Even in the convent, we worked hard to make the garden more beautiful. Sr. Antonia has a particular flair for planting flowers and plants, to take care of them, prune them and free them from weeds. What a satisfaction to be able to pick genuine fruits: oranges, lemons, figs, clementines, grapefruits, pomegranates, persimmons… . I help to eliminate weeds, dry branches, leaves, I am learning to compost, with the separate waste collection … in short, there is who plants and who irrigates, but, writes St. Paul: “Neither those who plant nor those who irrigate are worth anything, but only God, who makes it grow”. (1 Cor 3: 7) “We are indeed God’s collaborators” and it is nice to recognize his presence around us, in our daily life.
«Living our vocation to be protectors of God’s handiwork is essential to a life of virtue; it is not an optional or a secondary aspect of our Christian experience » (LS 217)
In nn. 235-237, the Pope writes: “The Sacraments are a privileged way in which nature is taken up by God to become a means of mediating supernatural life. Through our worship of God, we are invited to embrace the world on a different plane.” (LS 235)

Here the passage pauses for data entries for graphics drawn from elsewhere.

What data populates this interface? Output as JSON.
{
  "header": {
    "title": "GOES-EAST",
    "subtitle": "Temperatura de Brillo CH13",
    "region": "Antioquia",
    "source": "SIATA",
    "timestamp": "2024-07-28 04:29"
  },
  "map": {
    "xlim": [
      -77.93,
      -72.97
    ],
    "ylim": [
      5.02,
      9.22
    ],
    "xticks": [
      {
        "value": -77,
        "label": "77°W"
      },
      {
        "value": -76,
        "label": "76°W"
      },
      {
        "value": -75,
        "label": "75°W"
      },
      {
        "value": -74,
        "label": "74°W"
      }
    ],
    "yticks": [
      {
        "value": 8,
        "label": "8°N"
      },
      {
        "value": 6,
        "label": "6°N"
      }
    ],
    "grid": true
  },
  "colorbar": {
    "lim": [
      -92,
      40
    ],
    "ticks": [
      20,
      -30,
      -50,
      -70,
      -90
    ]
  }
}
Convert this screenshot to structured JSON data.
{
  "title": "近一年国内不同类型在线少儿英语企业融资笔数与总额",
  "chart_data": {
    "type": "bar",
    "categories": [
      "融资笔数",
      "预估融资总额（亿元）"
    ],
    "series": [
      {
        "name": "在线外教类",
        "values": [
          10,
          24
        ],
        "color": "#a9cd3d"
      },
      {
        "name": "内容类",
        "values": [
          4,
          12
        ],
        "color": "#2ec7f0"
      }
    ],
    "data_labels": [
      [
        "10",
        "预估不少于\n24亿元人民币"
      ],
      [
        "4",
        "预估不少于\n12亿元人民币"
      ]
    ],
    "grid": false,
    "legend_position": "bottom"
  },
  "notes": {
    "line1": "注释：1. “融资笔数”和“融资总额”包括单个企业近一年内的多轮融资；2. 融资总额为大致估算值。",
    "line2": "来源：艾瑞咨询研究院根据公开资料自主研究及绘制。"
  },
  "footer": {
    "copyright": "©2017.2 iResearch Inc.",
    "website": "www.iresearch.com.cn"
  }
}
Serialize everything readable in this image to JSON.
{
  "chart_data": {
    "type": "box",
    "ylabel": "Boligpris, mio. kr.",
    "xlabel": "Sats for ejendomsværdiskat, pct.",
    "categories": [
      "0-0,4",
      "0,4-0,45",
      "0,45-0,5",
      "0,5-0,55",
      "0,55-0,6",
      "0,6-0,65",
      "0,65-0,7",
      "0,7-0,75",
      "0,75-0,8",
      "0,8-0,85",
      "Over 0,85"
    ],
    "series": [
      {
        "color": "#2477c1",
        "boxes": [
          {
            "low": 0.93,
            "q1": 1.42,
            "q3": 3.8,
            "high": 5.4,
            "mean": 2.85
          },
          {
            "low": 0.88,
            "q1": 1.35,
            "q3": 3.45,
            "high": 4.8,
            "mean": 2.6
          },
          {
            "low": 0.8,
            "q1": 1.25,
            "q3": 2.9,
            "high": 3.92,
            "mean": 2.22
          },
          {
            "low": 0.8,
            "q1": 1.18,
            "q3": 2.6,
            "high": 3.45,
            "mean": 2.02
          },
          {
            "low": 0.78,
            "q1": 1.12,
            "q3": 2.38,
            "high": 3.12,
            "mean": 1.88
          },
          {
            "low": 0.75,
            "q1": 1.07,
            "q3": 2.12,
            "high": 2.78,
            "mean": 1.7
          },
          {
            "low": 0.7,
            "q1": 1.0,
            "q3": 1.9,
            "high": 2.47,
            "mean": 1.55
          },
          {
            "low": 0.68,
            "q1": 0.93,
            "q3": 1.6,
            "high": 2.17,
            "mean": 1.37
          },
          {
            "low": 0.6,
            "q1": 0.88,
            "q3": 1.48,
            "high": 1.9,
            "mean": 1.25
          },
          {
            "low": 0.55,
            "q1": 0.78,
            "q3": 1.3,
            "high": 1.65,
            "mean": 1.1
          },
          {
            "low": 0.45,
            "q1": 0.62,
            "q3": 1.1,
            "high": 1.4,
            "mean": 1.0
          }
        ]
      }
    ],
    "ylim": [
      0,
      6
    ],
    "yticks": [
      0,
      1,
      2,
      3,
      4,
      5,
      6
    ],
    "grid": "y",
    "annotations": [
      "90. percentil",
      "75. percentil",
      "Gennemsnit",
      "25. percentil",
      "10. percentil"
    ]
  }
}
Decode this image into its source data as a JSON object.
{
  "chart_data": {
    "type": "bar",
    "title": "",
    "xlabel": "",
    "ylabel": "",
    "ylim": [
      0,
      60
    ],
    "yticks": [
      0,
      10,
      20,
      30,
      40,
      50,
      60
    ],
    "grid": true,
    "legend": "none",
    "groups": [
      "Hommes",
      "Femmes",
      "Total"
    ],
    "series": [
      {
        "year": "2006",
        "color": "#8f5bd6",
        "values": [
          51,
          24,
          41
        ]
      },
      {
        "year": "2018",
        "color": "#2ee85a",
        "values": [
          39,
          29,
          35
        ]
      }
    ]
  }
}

“It is in the Eucharist that all that has been created finds its greatest exaltation… In the Eucharist, fullness is already achieved; it is the living centre of the universe, the overflowing core of love and of inexhaustible life. Joined to the incarnate Son, present in the Eucharist, the whole cosmos gives thanks to God. Indeed the Eucharist is itself an act of cosmic love: “Yes, cosmic! Because even when it is celebrated on the humble altar of a country church, the Eucharist is always in some way celebrated on the altar of the world”. The Eucharist joins heaven and earth; it embraces and penetrates all creation. The world which came forth from God’s hands returns to him in blessed and undivided adoration” (LS 236)
“On Sunday, our participation in the Eucharist has special importance. Sunday, like the Jewish Sabbath, is meant to be a day, which heals our relationships with God, with ourselves, with others and with the world. Sunday is the day of the Resurrection, the “first day” of the new creation, whose first fruits are the Lord’s risen humanity, the pledge of the final transfiguration of all created reality.” (LS 237) A little further, “The law of weekly rest forbade work on the seventh day, “so that your ox and your donkey may have rest, and the son of your maidservant, and the stranger, may be refreshed” (Ex 23:12). Rest opens our eyes to the larger picture and gives us renewed sensitivity to the rights of others. And so the day of rest, centred on the Eucharist, sheds it light on the whole week, and motivates us to greater concern for nature and the poor.”
Clear words that challenge us: “How is my relationship with the Eucharist? Is Sunday really the day of rest, in which my relationships with God, with myself, with my neighbor and with creation heal? It is time to reset our life’s course towards the Lord, together with all the brothers and with sister mother Earth… Have a pleasant journey!